Iranian police investigations revealed that the main cause of the murder attempt is unclear, but some gold items have been stolen. on first police reports that they take custody of 10 people related to the murder. They finally reported that the police took custody of the main killer. Police stated later that day that the crime scene showed “no evidence of a break-in”, and that the doors of their house were “intact”. However, they also said they found “some clues” that they think are “linked to the killer”.

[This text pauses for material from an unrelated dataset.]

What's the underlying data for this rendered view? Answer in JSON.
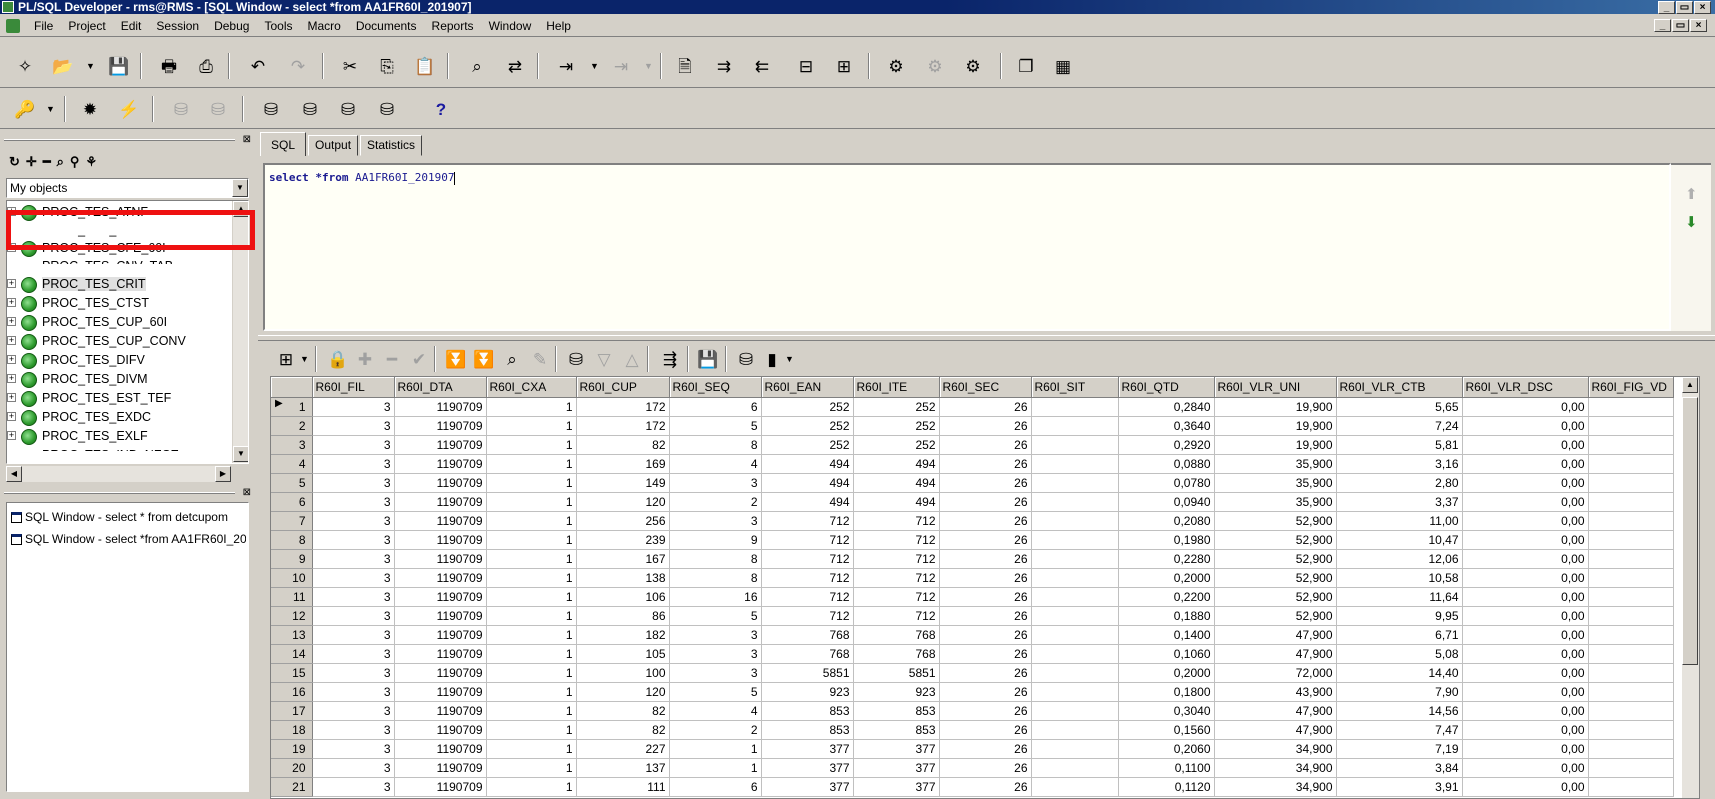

The main suspect confessed to the murders, saying that he was a former employee of Mehrjui who harbored a grudge against him "due to financial issues". He was subsequently sentenced to death in February 2024 while the three others received prison terms ranging from eight to 36 years for being accomplices to the crime.

== Burial ==
Many Iranians, both at home and abroad, expressed their sorrow for the death of Mehrjui.

== Aftermath ==
The murders raise suspicions over the involvement of the authorities, amid a crackdown against dissidents of the Tehran regime. Mehrjui, 83, was a renowned cofounder of the Iranian New Wave in the early 1970s that mainly focused on realism, and had been a vocal critic of state censorship. Last year, he strongly protested against a government decision to ban his latest film. His killing also coincides with the recent anniversary of the death of Mahsa Amini in the custody of Iran's morality police, which sparked an uprising and threatened the Islamic republic.